La sala di Elena e Paride, insieme a quella Egizia, fu l'ambiente che riscosse maggiore successo al tempo della decorazione settecentesca della palazzina, per la partitura decorativa delle pareti e gli ornamenti del mobilio, che costituivano uno dei più precoci esempi romani di rielaborazione dell'antico.
La sala raggiunse la massima notorietà quando vi fu esposta, dal 1838 al 1881, la statua di Paolina Bonaparte (1780-1825) nelle vesti di Venere vincitrice. Il capolavoro di Canova divenne il completamento ideale di quello che era già stato uno degli ambienti più celebrati per la squisita impronta neoclassica.
Il pittore e antiquario scozzese Gavin Hamilton (1723-1798) eseguì la decorazione della volta tra il 1782 e il 1784, ispirandosi all’Iliade. Al centro è la Morte di Paride tra Satiri e Ninfe, ai lati il Giudizio di Paride, Paride riceve lezioni di musica da Amore e Venere offre Elena a Paride che con il Ratto di Elena e la Morte di Achille vennero sostituite con quelle di Vincenzo Camuccini e Giovanni Piancastelli ( i due originali già trasferiti nel 1891 nel Castello Borghese di Pratica di Mare, si trovano oggi presso il Museo di Roma). Le partiture decorative della volta furono eseguite da Giovan Battista Marchetti (1730-1800).

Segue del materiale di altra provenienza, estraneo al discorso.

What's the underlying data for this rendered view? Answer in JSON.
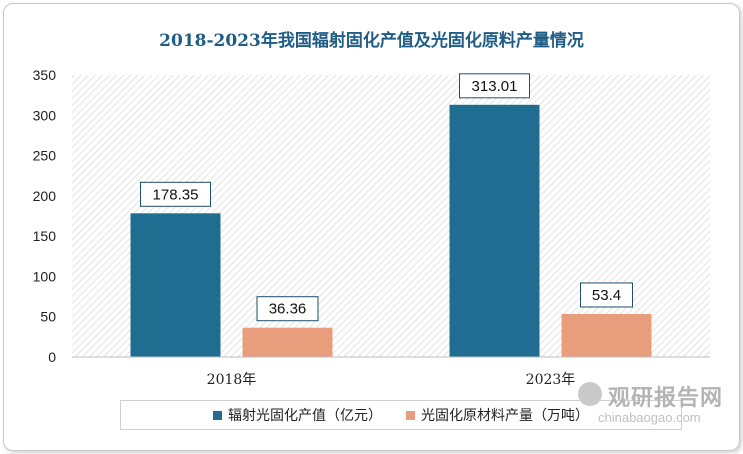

La decorazione scultorea della sala fu realizzata da Agostino Penna (1728-1800), e Vincenzo Pacetti (1746-1820). Quest’ultimo è l'autore del camino in giallo antico, con decorazioni in bronzo di Antonio de Rossi (1782), e dei quattro rilievi sovrapporta, sempre in giallo antico, rappresentanti le divinità coinvolte nella guerra di Troia (Giove, Venere, Marte e Apollo).
Fra i dipinti esposti alcuni fra i più noti come la Caccia di Diana e la Sibilla di Domenichino (1581-1641); Enea che fugge da Troia e il San Girolamo di Federico Barocci (1535-1612). Si segnalano inoltre due tele di Giovanni Lanfranco (1582-1647), Giuseppe e la moglie di Putifarre e Norandino e Lucina nella tana dell’orco.
Al centro è la statua di Giovane mora con fanciullo e cane, in marmo bianco e nero antico e pietre dure, già riferita a Nicolas Cordier (1567-1612) e oggi attribuita alla bottega di Giovan Battista della Porta.